Hard Beats and Spacey Bleeps
- Will Pop Eat Itself? Pop Music in the Soundbite Era by Jeremy J. Beadle
Faber, 269 pp, £7.99, June 1993, ISBN 0 571 16241 X
- Present Tense: Rock & Roll and Culture edited by Anthony DeCurtis
Duke, 317 pp, £11.95, October 1992, ISBN 0 8223 1265 4
In October 1991 Moby baffled Top of the Pops with a performance of ‘Go’, a dance record – a techno dance record – and solo composition by Richard ‘Moby’ Hall, created on his computer at home in New York. During its almost lyric-less six minutes and 30 seconds of fast beats, atonal bleeps and melodic keyboard lines, you hear ‘go’ shouted 37 times, ‘yeah’ 23 times, and ‘hold tight’ (I think) seven times; these words have been recorded from various sound sources, manipulated, edited and spat out again by a digital sampler. The Top of the Pops director insisted that Moby should sing the words, even though there was no pretence that it was his voice on the record. Moby was as baffled as the TV audience. In clubs and discotheques – where demand for the record had sent it high into the charts – ‘Go’ sounds like a touch of genius, but on Top of the Pops it looked like music from a distant planet: no narrative, no real instruments, no band. The kind of music Moby was playing, and the method by which it was created, are both products of the striking technological progress pop music has made in the last decade. There could have been no ‘Go’ ten years ago.
In his unashamedly subjective Will Pop Eat Itself? Pop Music in the Soundbite Era, Jeremy J. Beadle analyses the history of British chart music in the Eighties, focusing especially and inescapably on the importance of the digital sampler, invented early in the decade. Beadle is a man with strong opinions. At one point he describes Sergeant Pepper’s Lonely Hearts Club Band as ‘possibly the most over-rated album of all time’. His attitude to changes brought about by new music technology is generally positive.
Samplers are the most important of the new writing and recording tools, and also the most controversial. Their ability to lift, record, store, change and regurgitate sounds, notes, beats, riffs, voices and horn blasts has made the recording process cheaper, and to some extent easier. It has also changed the way musicians write music, which, as Beadle suggests, is now as much to do with bricolage as it is with anything else. That it’s now possible to create a song by putting together somebody else’s drum pattern, a stolen voice and notes and sounds from other records, upsets the ‘pure music’ lobby. Beadle deals with the copyright issues clearly and at length, but most opposition to the sampler is not for reasons of copyright infringement (this is usually resolved by obtaining clearance, for a fee, from the holders of the copyright), but because technical mastery of the traditional pop instruments – guitars, drums, bass and keyboards – is now a thing of the past. Far from viewing technology as a threat, Beadle insists that the music-makers who, since 1987, have come to the charts carrying samplers have brought life to a music scene starved of ideas.

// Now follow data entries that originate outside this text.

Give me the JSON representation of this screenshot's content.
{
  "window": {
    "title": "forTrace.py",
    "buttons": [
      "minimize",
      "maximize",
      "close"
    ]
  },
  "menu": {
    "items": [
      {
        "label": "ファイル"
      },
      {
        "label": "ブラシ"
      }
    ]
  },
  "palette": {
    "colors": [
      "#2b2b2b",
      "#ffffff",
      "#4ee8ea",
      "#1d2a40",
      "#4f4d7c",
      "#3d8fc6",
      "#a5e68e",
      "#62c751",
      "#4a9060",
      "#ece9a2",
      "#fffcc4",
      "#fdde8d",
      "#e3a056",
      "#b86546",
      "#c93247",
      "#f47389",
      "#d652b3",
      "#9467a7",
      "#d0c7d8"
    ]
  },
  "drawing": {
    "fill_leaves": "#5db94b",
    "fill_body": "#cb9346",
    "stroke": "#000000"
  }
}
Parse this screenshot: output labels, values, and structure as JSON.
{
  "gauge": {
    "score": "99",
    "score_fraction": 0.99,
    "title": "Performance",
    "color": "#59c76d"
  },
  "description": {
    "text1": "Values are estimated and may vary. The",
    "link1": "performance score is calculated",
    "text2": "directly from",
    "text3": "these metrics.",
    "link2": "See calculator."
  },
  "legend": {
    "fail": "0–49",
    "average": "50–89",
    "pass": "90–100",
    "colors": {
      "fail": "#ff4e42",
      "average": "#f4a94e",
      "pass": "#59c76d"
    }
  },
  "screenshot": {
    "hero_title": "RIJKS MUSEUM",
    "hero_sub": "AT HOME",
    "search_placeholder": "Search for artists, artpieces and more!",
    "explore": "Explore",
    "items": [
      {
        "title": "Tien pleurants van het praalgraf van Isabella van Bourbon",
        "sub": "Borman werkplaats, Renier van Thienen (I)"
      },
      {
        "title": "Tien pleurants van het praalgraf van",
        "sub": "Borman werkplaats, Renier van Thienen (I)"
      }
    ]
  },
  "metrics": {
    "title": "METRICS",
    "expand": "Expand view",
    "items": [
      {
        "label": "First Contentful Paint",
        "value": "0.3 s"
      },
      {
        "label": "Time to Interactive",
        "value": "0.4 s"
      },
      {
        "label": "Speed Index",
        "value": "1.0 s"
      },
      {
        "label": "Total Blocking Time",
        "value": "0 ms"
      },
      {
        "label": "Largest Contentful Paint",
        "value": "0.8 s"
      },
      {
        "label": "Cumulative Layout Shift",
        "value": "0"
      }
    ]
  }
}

Sampling can be discreet, and can be used simply to grab someone else’s snare-drum sound in order to augment an otherwise traditionally recorded track. But a sampler can record and distort any sound from any source: recent records have sampled car doors slamming, Eastern tablas, disco bass-lines, astronauts talking to NASA, Martin Luther King’s speeches and Donny Osmond singing ‘Someone Help Me’. And, thanks to an Akai S900 sampler (cost price around £2000), the KLF’s album Chill Out includes the sound of sheep baaing.